- Nanny Town
- Coordinates: 18°04′06″N 76°31′27″W﻿ / ﻿18.0683°N 76.5242°W
- Country: Jamaica
- Parish: Saint Thomas
- Founded: c1700
- Destroyed: 1734
- Founded by: Nanny

= Nanny Town =

Nanny Town was a village in the Blue Mountains of Portland Parish, northeastern Jamaica, used as a stronghold of Jamaican Maroons (escapee slaves). During the early 18th century, the region was led by an Ashanti escapee slave known as Queen Nanny, or Granny Nanny, who gave the town its name. The town was steadfast, and held-out against repeated attacks from the colonial militia before being abandoned in 1734.

==Origins==
Nanny of the Maroons (also known as Queen Nanny and Granny Nanny) is supposed to have been born in what is now Ghana, West Africa, as a member of the Ashanti nation, part of the Akan people. Allegedly, she was enslaved along with her five "brothers-in-arms", and brought to eastern Jamaica. She and her five "brothers", Cudjoe, Accompong, Johnny, Cuffy and Quao, decided to flee the oppressive conditions of the sugar cane plantations to join the autonomous African communities of Maroons which had developed in the mountains.

These communities of Free black people in Jamaica originated from people formerly enslaved by the Spanish, who had refused to submit to British control. The Maroons of Nanny Town claim descent from escaped African slaves and Taíno men and women.

The Maroon communities grew as many more slaves escaped the plantations and joined them. Angered by continued raiding of plantations and armed confrontations, the colonial government mounted the First Maroon War of the 1730s in an effort to defeat and capture the runaway slaves.

One story is that Nanny and her "brothers" split up in order to continue the resistance to the plantation slave economy across Jamaica. Cudjoe went to Clarendon, where he was soon joined by about a hundred Maroons from Cottawood; while Accompong went to St. Elizabeth, where a Maroon community was later named for him. Nanny and Quao made their way to Portland and the Blue Mountains.

A more likely origin for the Leeward Maroons the Coromantee rebellion on Sutton's estate in western Jamaica in 1690. Most of these slaves escaped to form the Leeward Maroons. Cudjoe is probably the son of one of the leaders of this revolt. While Cudjoe emerged as the leader of the Leeward Maroons of the west, Nanny came to prominence as one of the main leaders of the Windward Maroons of the east.

==First Maroon War==
By 1720, Nanny and Quao had organized and were leading the settlement of Windward Maroons; it was known as Nanny Town. Nanny Town was organized similarly to a typical Ashanti tribe in Africa. After the First Maroon War, a deed from the colonial government granted Nanny more than 500 acres (2.4 km^{2}) of land where the Maroons could live, raise animals and grow crops. The Maroons also sent traders to the coastal towns to exchange food for weapons and cloth. During the First Maroon War, the Maroons of Nanny Town raided plantations for weapons and food, burnt plantations, and led liberated slaves to join them at Nanny Town.

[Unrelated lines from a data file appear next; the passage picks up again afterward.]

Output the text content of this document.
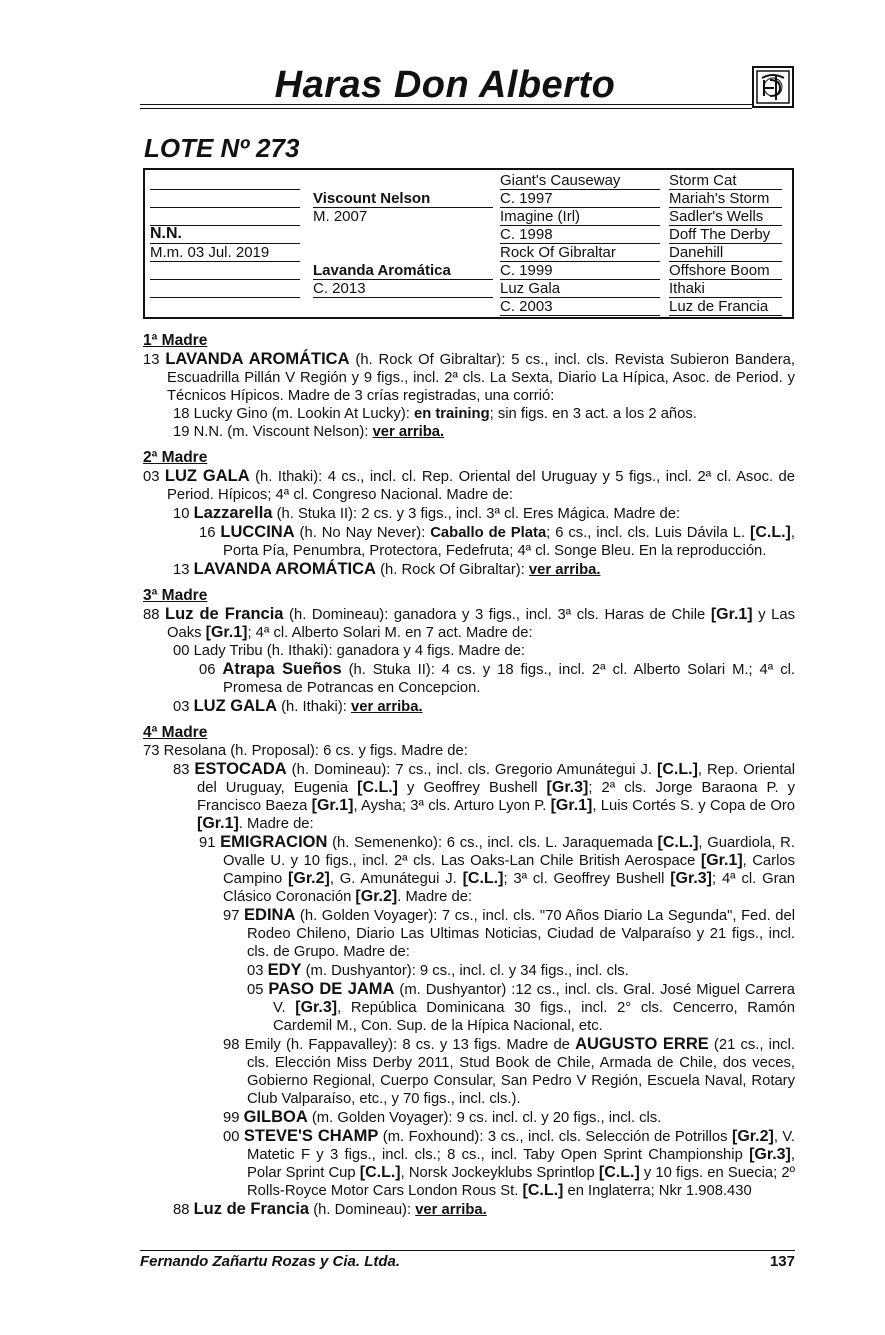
Haras Don Alberto
LOTE Nº 273
Viscount Nelson
M. 2007
N.N.
M.m. 03 Jul. 2019
Lavanda Aromática
C. 2013
Giant's Causeway
C. 1997
Imagine (Irl)
C. 1998
Rock Of Gibraltar
C. 1999
Luz Gala
C. 2003
Storm Cat
Mariah's Storm
Sadler's Wells
Doff The Derby
Danehill
Offshore Boom
Ithaki
Luz de Francia
1ª Madre
13 LAVANDA AROMÁTICA (h. Rock Of Gibraltar): 5 cs., incl. cls. Revista Subieron Bandera, Escuadrilla Pillán V Región y 9 figs., incl. 2ª cls. La Sexta, Diario La Hípica, Asoc. de Period. y Técnicos Hípicos. Madre de 3 crías registradas, una corrió:
18 Lucky Gino (m. Lookin At Lucky): en training; sin figs. en 3 act. a los 2 años.
19 N.N. (m. Viscount Nelson): ver arriba.
2ª Madre
03 LUZ GALA (h. Ithaki): 4 cs., incl. cl. Rep. Oriental del Uruguay y 5 figs., incl. 2ª cl. Asoc. de Period. Hípicos; 4ª cl. Congreso Nacional. Madre de:
10 Lazzarella (h. Stuka II): 2 cs. y 3 figs., incl. 3ª cl. Eres Mágica. Madre de:
16 LUCCINA (h. No Nay Never): Caballo de Plata; 6 cs., incl. cls. Luis Dávila L. [C.L.], Porta Pía, Penumbra, Protectora, Fedefruta; 4ª cl. Songe Bleu. En la reproducción.
13 LAVANDA AROMÁTICA (h. Rock Of Gibraltar): ver arriba.
3ª Madre
88 Luz de Francia (h. Domineau): ganadora y 3 figs., incl. 3ª cls. Haras de Chile [Gr.1] y Las Oaks [Gr.1]; 4ª cl. Alberto Solari M. en 7 act. Madre de:
00 Lady Tribu (h. Ithaki): ganadora y 4 figs. Madre de:
06 Atrapa Sueños (h. Stuka II): 4 cs. y 18 figs., incl. 2ª cl. Alberto Solari M.; 4ª cl. Promesa de Potrancas en Concepcion.
03 LUZ GALA (h. Ithaki): ver arriba.
4ª Madre
73 Resolana (h. Proposal): 6 cs. y figs. Madre de:
83 ESTOCADA (h. Domineau): 7 cs., incl. cls. Gregorio Amunátegui J. [C.L.], Rep. Oriental del Uruguay, Eugenia [C.L.] y Geoffrey Bushell [Gr.3]; 2ª cls. Jorge Baraona P. y Francisco Baeza [Gr.1], Aysha; 3ª cls. Arturo Lyon P. [Gr.1], Luis Cortés S. y Copa de Oro [Gr.1]. Madre de:
91 EMIGRACION (h. Semenenko): 6 cs., incl. cls. L. Jaraquemada [C.L.], Guardiola, R. Ovalle U. y 10 figs., incl. 2ª cls. Las Oaks-Lan Chile British Aerospace [Gr.1], Carlos Campino [Gr.2], G. Amunátegui J. [C.L.]; 3ª cl. Geoffrey Bushell [Gr.3]; 4ª cl. Gran Clásico Coronación [Gr.2]. Madre de:
97 EDINA (h. Golden Voyager): 7 cs., incl. cls. "70 Años Diario La Segunda", Fed. del Rodeo Chileno, Diario Las Ultimas Noticias, Ciudad de Valparaíso y 21 figs., incl. cls. de Grupo. Madre de:
03 EDY (m. Dushyantor): 9 cs., incl. cl. y 34 figs., incl. cls.
05 PASO DE JAMA (m. Dushyantor) :12 cs., incl. cls. Gral. José Miguel Carrera V. [Gr.3], República Dominicana 30 figs., incl. 2° cls. Cencerro, Ramón Cardemil M., Con. Sup. de la Hípica Nacional, etc.
98 Emily (h. Fappavalley): 8 cs. y 13 figs. Madre de AUGUSTO ERRE (21 cs., incl. cls. Elección Miss Derby 2011, Stud Book de Chile, Armada de Chile, dos veces, Gobierno Regional, Cuerpo Consular, San Pedro V Región, Escuela Naval, Rotary Club Valparaíso, etc., y 70 figs., incl. cls.).
99 GILBOA (m. Golden Voyager): 9 cs. incl. cl. y 20 figs., incl. cls.
00 STEVE'S CHAMP (m. Foxhound): 3 cs., incl. cls. Selección de Potrillos [Gr.2], V. Matetic F y 3 figs., incl. cls.; 8 cs., incl. Taby Open Sprint Championship [Gr.3], Polar Sprint Cup [C.L.], Norsk Jockeyklubs Sprintlop [C.L.] y 10 figs. en Suecia; 2º Rolls-Royce Motor Cars London Rous St. [C.L.] en Inglaterra; Nkr 1.908.430
88 Luz de Francia (h. Domineau): ver arriba.
Fernando Zañartu Rozas y Cia. Ltda.	137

Nanny Town was an excellent location for a stronghold, as it overlooked Stony River via a 900-foot ridge, making a surprise attack by the British very difficult. The Maroons organized look-outs for such attacks, and warriors could be summoned by a horn called an abeng.

Granny Nanny allegedly freed more than 800 slaves over the span of 50 years. She also had a vast knowledge of herbs due to her role as a spiritual leader. During the First Maroon War, and especially between 1728 and 1734, the British attacked Nanny Town time and time again, but each time the colonial militias captured and occupied Nanny Town, the Windward Maroons regained it shortly afterwards. This was accomplished due to the skill of the Maroons in fighting in an area of high rainfall, as well as disguising themselves as bushes and trees. The Maroons also used decoys to trick the British into a surprise attack. Non-camouflaged Maroons would run out into view of the British and then run in the direction of the fellow Maroons who were disguised, leading the British into ambushes time and time again.

After another Windward Maroon leader, Quao, signed the treaty of 1740 with the British, the Windward Maroons split up. Quao's supporters moved to what later became known as Crawford's Town, while the Maroons of Nanny Town relocated to Moore Town.